Now imagine that as part of the smart grid, each water heater contains a chip that can receive signals from grid operators to raise or lower the water temperature by a few degrees. As wind generation picks up, the grid operator slightly raises the temperature set points on millions of water heater thermostats, thus “storing” the wind power for later use. Should the wind suddenly drop, the operator lowers the temperature points, causing many water heater elements to click off for a time.

Most people won’t even notice the small temperature changes. But spread over millions of water heaters, those few degrees of difference are enough to avoid ramping fossil-fuel and hydro generation up and down, thus improving system-wide fuel efficiency and leaving more water in the river for migrating salmon.

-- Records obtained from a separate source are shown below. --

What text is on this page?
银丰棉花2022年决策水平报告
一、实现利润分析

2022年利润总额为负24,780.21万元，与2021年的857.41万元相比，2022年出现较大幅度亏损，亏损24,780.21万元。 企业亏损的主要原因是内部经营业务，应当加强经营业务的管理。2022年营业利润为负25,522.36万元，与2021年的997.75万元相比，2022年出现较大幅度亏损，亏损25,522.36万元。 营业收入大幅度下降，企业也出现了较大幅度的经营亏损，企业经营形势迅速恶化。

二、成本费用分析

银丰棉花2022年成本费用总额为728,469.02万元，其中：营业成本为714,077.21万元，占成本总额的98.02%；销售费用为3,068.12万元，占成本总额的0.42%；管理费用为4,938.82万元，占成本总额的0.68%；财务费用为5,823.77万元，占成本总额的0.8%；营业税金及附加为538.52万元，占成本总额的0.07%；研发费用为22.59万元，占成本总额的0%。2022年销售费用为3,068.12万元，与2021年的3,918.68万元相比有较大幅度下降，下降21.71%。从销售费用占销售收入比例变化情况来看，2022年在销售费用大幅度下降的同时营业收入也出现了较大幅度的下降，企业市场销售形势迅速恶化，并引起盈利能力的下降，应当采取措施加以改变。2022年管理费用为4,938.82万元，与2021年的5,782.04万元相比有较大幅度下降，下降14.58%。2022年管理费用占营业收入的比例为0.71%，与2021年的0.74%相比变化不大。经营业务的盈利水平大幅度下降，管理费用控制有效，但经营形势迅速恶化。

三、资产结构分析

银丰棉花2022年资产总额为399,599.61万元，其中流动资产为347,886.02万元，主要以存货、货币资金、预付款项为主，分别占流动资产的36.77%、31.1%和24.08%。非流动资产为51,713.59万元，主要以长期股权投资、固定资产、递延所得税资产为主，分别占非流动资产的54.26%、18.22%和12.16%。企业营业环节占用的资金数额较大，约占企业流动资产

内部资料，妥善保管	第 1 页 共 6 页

Once the infrastructure — smart meters that can communicate with both the utility and home appliances — is in place, manufacturers could start installing computer chips, adding perhaps $5-10 to the cost of a water heater, Given the system savings the water heater controls would generate, utilities could afford to cover the additional cost, and/or offer customers a rate discount or other incentive in exchange for limited control of their water heaters.

Currently, for example, Idaho Power pays residential customers $7 per month to participate in its A/C Cool Credit Program, which slightly backs down air conditioning power during peak demand periods.

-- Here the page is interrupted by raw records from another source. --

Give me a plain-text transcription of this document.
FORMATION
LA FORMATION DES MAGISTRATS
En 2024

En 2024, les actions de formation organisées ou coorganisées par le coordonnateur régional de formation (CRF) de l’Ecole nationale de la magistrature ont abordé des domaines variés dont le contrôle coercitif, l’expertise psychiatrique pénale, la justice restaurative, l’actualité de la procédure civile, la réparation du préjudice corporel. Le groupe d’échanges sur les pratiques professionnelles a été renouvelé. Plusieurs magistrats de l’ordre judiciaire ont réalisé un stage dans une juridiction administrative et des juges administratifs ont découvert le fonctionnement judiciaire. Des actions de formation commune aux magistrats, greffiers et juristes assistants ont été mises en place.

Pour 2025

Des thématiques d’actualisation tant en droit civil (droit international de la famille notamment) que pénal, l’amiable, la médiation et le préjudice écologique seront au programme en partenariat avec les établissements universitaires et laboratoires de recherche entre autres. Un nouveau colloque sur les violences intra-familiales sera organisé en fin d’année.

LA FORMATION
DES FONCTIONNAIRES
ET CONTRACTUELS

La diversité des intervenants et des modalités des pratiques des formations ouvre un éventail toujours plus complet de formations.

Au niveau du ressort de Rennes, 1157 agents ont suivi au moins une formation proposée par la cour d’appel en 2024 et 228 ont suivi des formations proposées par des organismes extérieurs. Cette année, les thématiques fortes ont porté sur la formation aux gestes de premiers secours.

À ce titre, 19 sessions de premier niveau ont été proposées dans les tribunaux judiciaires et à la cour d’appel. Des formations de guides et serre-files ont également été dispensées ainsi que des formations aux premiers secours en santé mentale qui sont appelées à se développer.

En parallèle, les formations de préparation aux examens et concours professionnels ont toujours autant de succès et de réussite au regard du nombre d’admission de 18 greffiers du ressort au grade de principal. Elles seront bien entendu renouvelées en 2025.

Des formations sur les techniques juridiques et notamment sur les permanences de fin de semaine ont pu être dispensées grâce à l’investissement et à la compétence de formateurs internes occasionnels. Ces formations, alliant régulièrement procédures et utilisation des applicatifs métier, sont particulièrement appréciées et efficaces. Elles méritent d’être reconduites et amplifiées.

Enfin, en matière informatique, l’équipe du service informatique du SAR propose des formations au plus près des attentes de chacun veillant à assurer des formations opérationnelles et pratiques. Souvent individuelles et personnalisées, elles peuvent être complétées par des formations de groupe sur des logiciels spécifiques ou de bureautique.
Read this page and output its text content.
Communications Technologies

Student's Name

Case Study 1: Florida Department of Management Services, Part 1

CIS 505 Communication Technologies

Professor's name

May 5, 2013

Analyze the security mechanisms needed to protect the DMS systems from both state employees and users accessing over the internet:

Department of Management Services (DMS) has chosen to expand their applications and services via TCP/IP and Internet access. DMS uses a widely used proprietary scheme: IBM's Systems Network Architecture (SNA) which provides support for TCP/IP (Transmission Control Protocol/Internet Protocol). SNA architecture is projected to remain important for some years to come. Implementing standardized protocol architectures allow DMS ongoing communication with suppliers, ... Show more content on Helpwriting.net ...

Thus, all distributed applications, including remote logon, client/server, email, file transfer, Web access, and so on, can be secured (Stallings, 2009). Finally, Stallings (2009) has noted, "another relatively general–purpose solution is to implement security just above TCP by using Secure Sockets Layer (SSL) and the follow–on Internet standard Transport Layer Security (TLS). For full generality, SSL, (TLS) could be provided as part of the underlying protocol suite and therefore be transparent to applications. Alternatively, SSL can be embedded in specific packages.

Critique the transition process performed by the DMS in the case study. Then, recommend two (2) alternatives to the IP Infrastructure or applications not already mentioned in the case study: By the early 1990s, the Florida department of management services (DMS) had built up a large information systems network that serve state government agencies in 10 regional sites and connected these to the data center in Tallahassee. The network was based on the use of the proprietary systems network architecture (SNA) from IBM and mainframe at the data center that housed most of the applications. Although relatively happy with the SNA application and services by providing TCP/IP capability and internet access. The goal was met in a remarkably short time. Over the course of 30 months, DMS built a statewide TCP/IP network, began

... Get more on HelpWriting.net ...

Water heaters are a great choice for smart grid applications because of their relatively short life spans. Over about 12 years, the current stock could be totally replaced with smart water heaters.

Shifting peaks – and keeping the lights on

Aside from facilitating the integration of thousands of megawatts of wind power, controllable water heaters (and other appliances and equipment that draw electricity 24/7) provide two other benefits:

1. Reliability. Major power lines and generating plants occasionally suffer sudden outages due to fires, ice, wind or equipment failure.  Turning down a few million water heaters could quickly shave demand enough to cover the power loss and avoid a major blackout.  In fact, the chips discussed above can be made to automatically and instantaneously detect frequency changes in the electricity they use without any operator intervention. The chip reacts to a sudden change from the standard 60 cycles per second by instantly turning the heater on or off to keep the grid stable.

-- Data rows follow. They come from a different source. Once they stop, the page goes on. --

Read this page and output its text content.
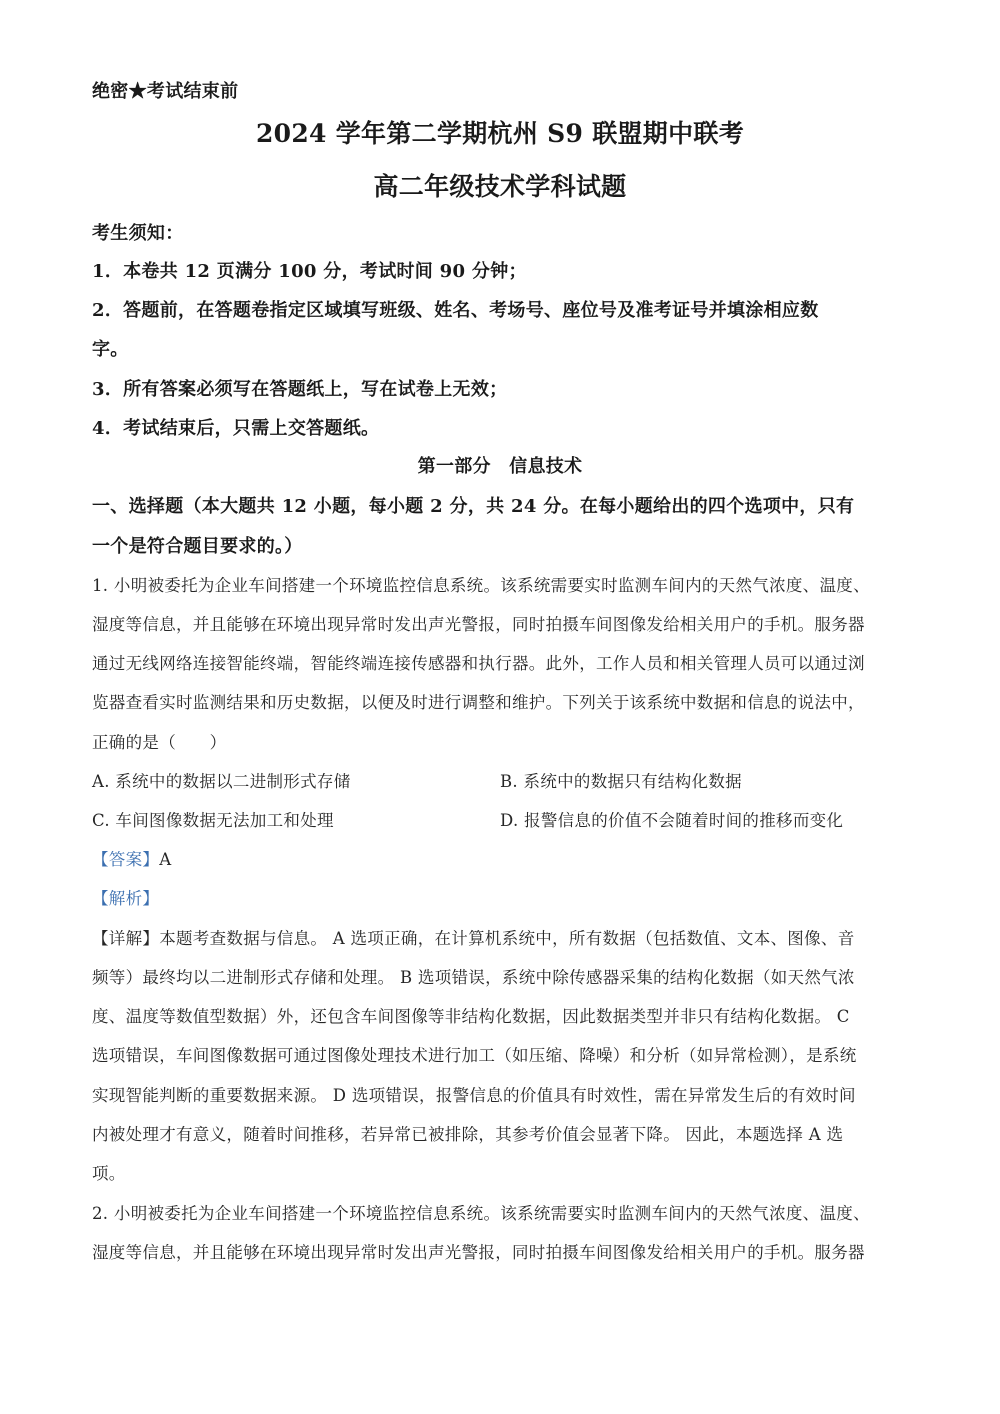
绝密★考试结束前
2024 学年第二学期杭州 S9 联盟期中联考
高二年级技术学科试题
考生须知：
1．本卷共 12 页满分 100 分，考试时间 90 分钟；
2．答题前，在答题卷指定区域填写班级、姓名、考场号、座位号及准考证号并填涂相应数
字。
3．所有答案必须写在答题纸上，写在试卷上无效；
4．考试结束后，只需上交答题纸。
第一部分　信息技术
一、选择题（本大题共 12 小题，每小题 2 分，共 24 分。在每小题给出的四个选项中，只有
一个是符合题目要求的。）
1. 小明被委托为企业车间搭建一个环境监控信息系统。该系统需要实时监测车间内的天然气浓度、温度、
湿度等信息，并且能够在环境出现异常时发出声光警报，同时拍摄车间图像发给相关用户的手机。服务器
通过无线网络连接智能终端，智能终端连接传感器和执行器。此外，工作人员和相关管理人员可以通过浏
览器查看实时监测结果和历史数据，以便及时进行调整和维护。下列关于该系统中数据和信息的说法中，
正确的是（　　）
A. 系统中的数据以二进制形式存储	B. 系统中的数据只有结构化数据
C. 车间图像数据无法加工和处理	D. 报警信息的价值不会随着时间的推移而变化
【答案】A
【解析】
【详解】本题考查数据与信息。 A 选项正确，在计算机系统中，所有数据（包括数值、文本、图像、音
频等）最终均以二进制形式存储和处理。 B 选项错误，系统中除传感器采集的结构化数据（如天然气浓
度、温度等数值型数据）外，还包含车间图像等非结构化数据，因此数据类型并非只有结构化数据。 C
选项错误，车间图像数据可通过图像处理技术进行加工（如压缩、降噪）和分析（如异常检测），是系统
实现智能判断的重要数据来源。 D 选项错误，报警信息的价值具有时效性，需在异常发生后的有效时间
内被处理才有意义，随着时间推移，若异常已被排除，其参考价值会显著下降。 因此，本题选择 A 选
项。
2. 小明被委托为企业车间搭建一个环境监控信息系统。该系统需要实时监测车间内的天然气浓度、温度、
湿度等信息，并且能够在环境出现异常时发出声光警报，同时拍摄车间图像发给相关用户的手机。服务器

2. Money. Utilities spend a lot of money following the daily peaks and valleys of human activity.  Thirty to 40% of their generation capacity sits idle for much of each 24-hour day.  Another 5-10% come on only during very extreme weather — the hottest or coldest days.  But utilities must cover the capital and maintenance costs of all these resources, no matter how little used.

Controllable water heaters would rarely go on during system peaks and could help utilities respond to system emergencies … at huge cost savings. Utilities would be able to spread demand more evenly throughout the day, increasing power line and substation efficiency and avoiding the costs of some mostly idle generation resources. These actions could lower bills substantially and/or provide savings to fund additional smart grid investment.

And that’s just one example

Though this article has focused on electric water heaters, similar controls can be installed in freezers, air conditioners and electric furnaces.  Electric and hybrid-electric vehicles are other examples. Their charging rates can be altered while the vehicles are plugged into the grid. The opportunities are only starting to reveal themselves.

Allowing grid operators access to our appliance controls raises issues of cybersecurity, privacy and the potential for short-circuiting due process (e.g., automatic shutoff for non-payment of bills). Those issues must be adequately addressed. But the smart grid can help move the Northwest quickly and affordably to a bright energy future.